Rabbit Hill by Robert Lawson*
128 pages
Published 1944; expurgated edition published 1972
Read April 22
Rating: ★★ out of 5
* Denotes a reread.
Practically as soon as I finished Sweetwater, I've been trying to track down this book. Like Sweetwater, Mrs. Frisby and the Rats of NIMH, and The Black Pearl, Rabbit Hill is one of the few actual children's books I remember from my childhood; unlike those three, I actually read Rabbit Hill in full, included for some unknown reason in a volume of Reader's Digest condensed books, rather than encountering only a sample chapter in my older brother's English textbooks. But in a further distinction from Sweetwater, NIMH, and Pearl, I couldn't recall the name of Rabbit Hill all these years later. I had known the book I sought had something to do with rabbits; I'd been convinced it was either The Wind in the Willows or Watership Down until I took the time to read the pair of them. I also remembered something about the rabbit family pulling out a last remaining bottle of dandelion wine, which isn't a helpful detail (the wine turned out to be elderberry, anyway). I was out of leads and had given up ever finding the book again, until the header image for a random io9 link caught my eye and I immediately recognized it: That's it! That's the one!

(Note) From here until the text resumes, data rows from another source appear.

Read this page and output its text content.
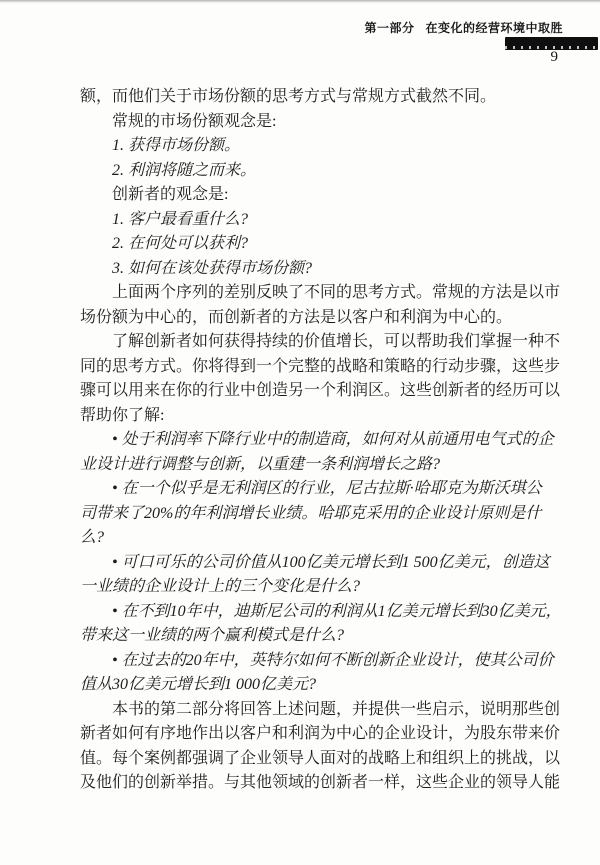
第一部分 在变化的经营环境中取胜
9
额，而他们关于市场份额的思考方式与常规方式截然不同。
常规的市场份额观念是:
1. 获得市场份额。
2. 利润将随之而来。
创新者的观念是:
1. 客户最看重什么?
2. 在何处可以获利?
3. 如何在该处获得市场份额?
上面两个序列的差别反映了不同的思考方式。常规的方法是以市
场份额为中心的，而创新者的方法是以客户和利润为中心的。
了解创新者如何获得持续的价值增长，可以帮助我们掌握一种不
同的思考方式。你将得到一个完整的战略和策略的行动步骤，这些步
骤可以用来在你的行业中创造另一个利润区。这些创新者的经历可以
帮助你了解:
• 处于利润率下降行业中的制造商，如何对从前通用电气式的企
业设计进行调整与创新，以重建一条利润增长之路?
• 在一个似乎是无利润区的行业，尼古拉斯·哈耶克为斯沃琪公
司带来了20%的年利润增长业绩。哈耶克采用的企业设计原则是什
么?
• 可口可乐的公司价值从100亿美元增长到1 500亿美元，创造这
一业绩的企业设计上的三个变化是什么?
• 在不到10年中，迪斯尼公司的利润从1亿美元增长到30亿美元，
带来这一业绩的两个赢利模式是什么?
• 在过去的20年中，英特尔如何不断创新企业设计，使其公司价
值从30亿美元增长到1 000亿美元?
本书的第二部分将回答上述问题，并提供一些启示，说明那些创
新者如何有序地作出以客户和利润为中心的企业设计，为股东带来价
值。每个案例都强调了企业领导人面对的战略上和组织上的挑战，以
及他们的创新举措。与其他领域的创新者一样，这些企业的领导人能
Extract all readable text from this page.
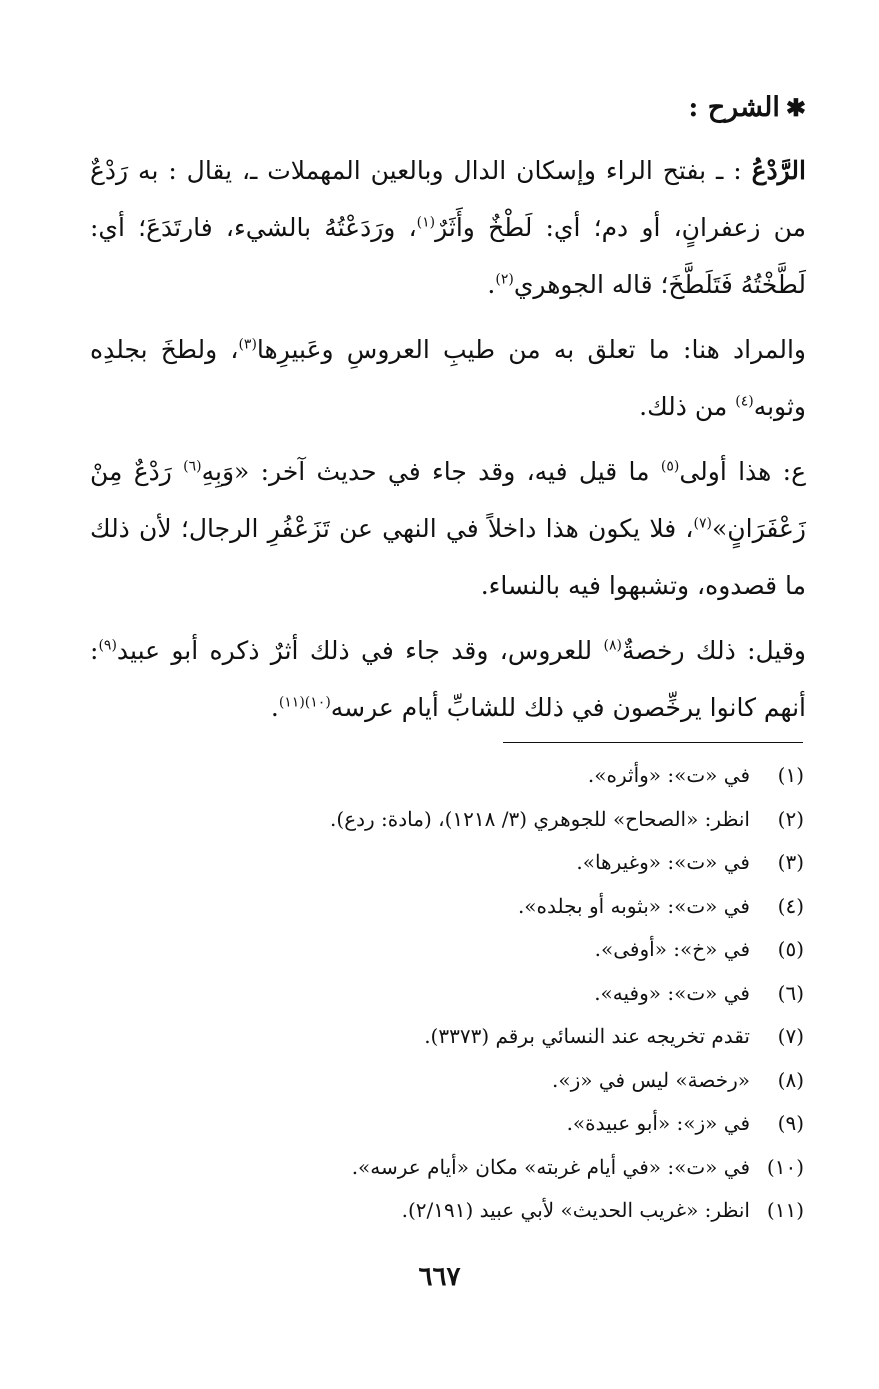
✱الشرح :

الرَّدْعُ : ـ بفتح الراء وإسكان الدال وبالعين المهملات ـ، يقال : به رَدْعٌ من زعفرانٍ، أو دم؛ أي: لَطْخٌ وأَثَرٌ$^{(١)}$، ورَدَعْتُهُ بالشيء، فارتَدَعَ؛ أي: لَطَّخْتُهُ فَتَلَطَّخَ؛ قاله الجوهري$^{(٢)}$.

والمراد هنا: ما تعلق به من طيبِ العروسِ وعَبيرِها$^{(٣)}$، ولطخَ بجلدِه وثوبه$^{(٤)}$ من ذلك.

ع: هذا أولى$^{(٥)}$ ما قيل فيه، وقد جاء في حديث آخر: «وَبِهِ$^{(٦)}$ رَدْعٌ مِنْ زَعْفَرَانٍ»$^{(٧)}$، فلا يكون هذا داخلاً في النهي عن تَزَعْفُرِ الرجال؛ لأن ذلك ما قصدوه، وتشبهوا فيه بالنساء.

وقيل: ذلك رخصةٌ$^{(٨)}$ للعروس، وقد جاء في ذلك أثرٌ ذكره أبو عبيد$^{(٩)}$: أنهم كانوا يرخِّصون في ذلك للشابِّ أيام عرسه$^{(١٠)(١١)}$.

(١)
في «ت»: «وأثره».
(٢)
انظر: «الصحاح» للجوهري (٣/ ١٢١٨)، (مادة: ردع).
(٣)
في «ت»: «وغيرها».
(٤)
في «ت»: «بثوبه أو بجلده».
(٥)
في «خ»: «أوفى».
(٦)
في «ت»: «وفيه».
(٧)
تقدم تخريجه عند النسائي برقم (٣٣٧٣).
(٨)
«رخصة» ليس في «ز».
(٩)
في «ز»: «أبو عبيدة».
(١٠)
في «ت»: «في أيام غربته» مكان «أيام عرسه».
(١١)
انظر: «غريب الحديث» لأبي عبيد (٢/١٩١).
٦٦٧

Rereading it now, I can see why I liked it so well -- Lawson makes efficient use of archetypes (the fretful mother prone to fainting away, the stern but gentlemanly father, the bedraggled and crusty old bachelor, the springy and cheerful lad everyone loves) to make his hillside world feel bigger and more lived-in than the number of pages would suggest, an impression amplified by his excellent illustrations, which Jonathan Lethem calls "entrancing" in that BoingBoing interview linked to by io9. Really, it's those line drawings that make Rabbit Hill a classic, however marginal a classic it may be. The plot is as thin as the animals' larders after the hard winter, skipping from one episode to the next, never shy with a moralizing nudge. The Wiki article adds a dimension I never would have picked up on my own: "The book was written at the end of WWII when racial integration and
providing aid to the war torn countries of Europe were on everyone's
minds. When reading the story with those in mind, the moral intent
becomes clear."
The Wiki article also informed me that "Printings of the book beginning in the 1970s and continuing today have edited the character Sulphronia, the new occupants' cook. This was done because she was originally depicted as an African American stereotype." Even with that expurgation, Rabbit Hill is suffused with casual sexism and dated social relationships, which helped mitigate its modest charms. I don't think this is a book I would pass down to my own child.